A meal delivery service in Sydney and Newcastle has collapsed, with the owner revealing the tough economic climate has become too much to bear.
Hartley Health owner Jordan Hartley took to Instagram on Thursday to tell customers the business would cease operating immediately after “a deal fell through” that morning, which was intended to help with rising costs.
“With increasing costs in the food industry and the toll it has taken on my mental health, I have made the difficult decision to prioritise my wellbeing,” she said.
“Unfortunately, I do not have the mental capacity to continue raising funds and creating working capital.
“After six wonderful years, this is a devastating moment for our clients, our team, and myself.”
The mother-of-one is known for sharing her mental health struggles with her more the 20,000 followers on her personal Instagram page.

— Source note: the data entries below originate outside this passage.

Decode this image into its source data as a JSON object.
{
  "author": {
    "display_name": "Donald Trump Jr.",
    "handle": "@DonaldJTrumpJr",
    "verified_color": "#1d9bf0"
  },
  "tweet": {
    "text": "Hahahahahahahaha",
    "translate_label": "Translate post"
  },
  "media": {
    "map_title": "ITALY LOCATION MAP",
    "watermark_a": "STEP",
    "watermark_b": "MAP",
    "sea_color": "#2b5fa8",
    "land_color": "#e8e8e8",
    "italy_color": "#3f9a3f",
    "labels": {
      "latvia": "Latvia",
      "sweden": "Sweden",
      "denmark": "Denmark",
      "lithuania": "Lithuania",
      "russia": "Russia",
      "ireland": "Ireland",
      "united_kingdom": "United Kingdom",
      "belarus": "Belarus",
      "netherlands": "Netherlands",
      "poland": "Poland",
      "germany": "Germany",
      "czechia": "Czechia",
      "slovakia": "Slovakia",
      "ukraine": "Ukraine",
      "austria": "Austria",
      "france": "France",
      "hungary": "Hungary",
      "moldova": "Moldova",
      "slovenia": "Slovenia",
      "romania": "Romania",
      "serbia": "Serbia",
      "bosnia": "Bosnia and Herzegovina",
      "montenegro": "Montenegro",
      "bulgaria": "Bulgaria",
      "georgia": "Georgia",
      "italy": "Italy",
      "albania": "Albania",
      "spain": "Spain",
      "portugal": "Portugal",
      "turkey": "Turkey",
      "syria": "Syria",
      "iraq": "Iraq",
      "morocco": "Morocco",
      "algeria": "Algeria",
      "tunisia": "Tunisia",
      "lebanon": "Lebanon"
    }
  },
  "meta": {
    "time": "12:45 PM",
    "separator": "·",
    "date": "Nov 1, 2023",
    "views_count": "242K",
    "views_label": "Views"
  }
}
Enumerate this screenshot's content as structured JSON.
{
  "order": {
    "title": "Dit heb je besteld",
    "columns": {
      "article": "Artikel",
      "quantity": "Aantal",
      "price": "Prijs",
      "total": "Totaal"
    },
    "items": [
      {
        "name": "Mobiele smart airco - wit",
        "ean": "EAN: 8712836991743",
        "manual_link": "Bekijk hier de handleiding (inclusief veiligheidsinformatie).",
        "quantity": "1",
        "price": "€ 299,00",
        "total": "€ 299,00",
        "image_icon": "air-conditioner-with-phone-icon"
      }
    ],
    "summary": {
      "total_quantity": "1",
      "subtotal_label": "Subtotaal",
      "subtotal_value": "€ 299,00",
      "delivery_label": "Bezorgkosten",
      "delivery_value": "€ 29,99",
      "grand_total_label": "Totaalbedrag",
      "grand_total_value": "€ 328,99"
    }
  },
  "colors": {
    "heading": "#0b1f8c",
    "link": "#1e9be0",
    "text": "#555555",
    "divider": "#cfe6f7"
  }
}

The Hartley Health account has about 14,000 followers.
ASIC records show the company was placed into liquidation on September 19.
Chad Rapsey from Rapsey Griffiths Turnaround + Advisory was appointed as the liquidator.
Ms Hartley started by making just 50 meals a week in her share house kitchen for a small number of clients and then grew the business to a point where she could lease her own kitchen, according to the website.
The business is promoted as creating chef-made meals cooked to order “without preservatives, additives, seed oil or gas mapping” and delivered fresh within 48 hours.
A number of other food delivery services have been unable to survive the economic turmoil wrought in the wake of the Covid-19 pandemic.
Deliveroo’s Australian branch went into administration and exited the Australian market in late 2022, citing the food delivery industry as being too competitive a market for them to turn a profit.
A Victorian food delivery company that styled itself as a rival to UberEats and Deliveroo called Delivr, also went bust in 2022, which at its peak had 200 delivery drivers.
Melbourne business YourGrocer, which offered grocery delivery from local independent shops, collapsed the same year.
Last year, a gourmet food start-up called CoLab, which offered ready-to-cook meals from more than 150 restaurants, appointed administrators.
Delivery grocery store Milkrun, which promised to get groceries to customers within 10 minutes, also folded but was later bought out by Woolworths.
Grim outlook as small Aussie businesses ‘battered’ and left behind
More generally, an “unfair playing field” has large businesses successfully weathering the economic storm while Australian small businesses are at breaking point, experts say.
The country will see a surge in the number of small businesses going bust over the next one to two years, Vantage Performance chief executive Michael Fingland recently told news.com.au.
“The conditions have become so tough and they just don’t have the cash to weather the storm that large business have,” he said.
Mr Fingland, whose company specialises in business turnaround, said the reality is customers are seeking out cheaper and cheaper prices as the cost of living bites, and small businesses cannot afford to drop their prices the way large businesses can.
He told news.com.au the increasing number of insolvencies is disproportionately made up of small and medium-sized enterprises (SMEs).
“We’ve been averaging 8000 a year pre-Covid, we’re up to 12,000 now and it’s probably going to be at least 13,000 to 14,000 a year, and that will all come from the small to medium-sized end of the market,” he said.
Luke Achterstraat, the chief executive of the Council of Small Business Organisations Australia, said small businesses were being “battered by a perfect storm” including rent, energy, insurance and interest rates.